Me: no we need dollars
My cooking show would just be an hour of me looking for Tupperware lids.
Oh sure so it’s okay for Jesus to raise people back from the dead, but when I, Victor Frankenstein,
why steal office supplies from work when you could take an extra long bathroom break and steal company time instead
I only say “I love you” to
1. Family
2. Lifelong Friends
3. Dogs that I met 3.5 seconds ago.
BF: Aren’t you ashamed?
ME: Because I complained to the manager about the wait at the restaurant?
BF: No
ME: Because I ate a large pizza?
BF: Because you ate someone else’s large pizza while we were waiting
Wife: My mom is watching our kids for the night.

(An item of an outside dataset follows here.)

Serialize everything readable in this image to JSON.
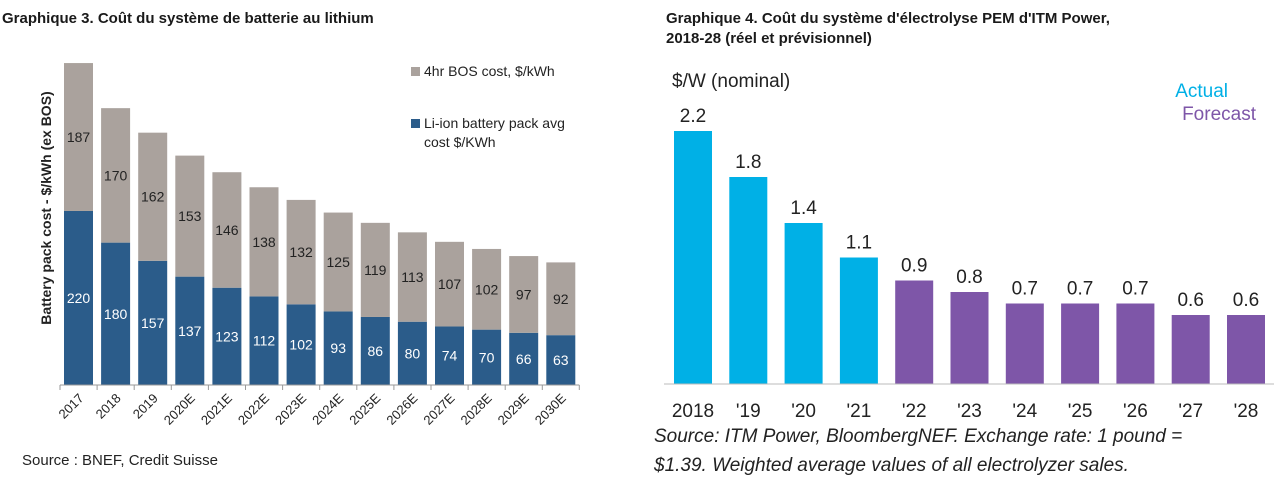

Me: Oh, baby. Do you know what we can do?
*falls asleep at 7 p.m.*
As if it weren’t bad enough being stuck inside this increasingly failing meat chassis, why’s the calcium scaffolding gotta be weakening too?
DATE: I want someone that is focused on their own personal growth
ME: [to the waiter] On second thought, I’ll have two lasagnas, this evening
a psychic on the street just said “why don’t you come in for a reading sweetie” and without a beat I said “no thanks I can’t read” and I bet her psychic intuition didn’t warn her I’d say something that stupid
When I said, “I would sell a kidney for it”, what made you think I meant mine? Hold still.
I don’t want to make anyone jealous right now, but I’m sitting in a restaurant in Universal Studios while 2 of my kids cry and refuse to eat their food.
My most favourite thing to do at work is leave.
You big beautiful cup of coffee.
Come here and tell me lies of how much I will tolerate my coworkers and how much I’ll get accomplished today.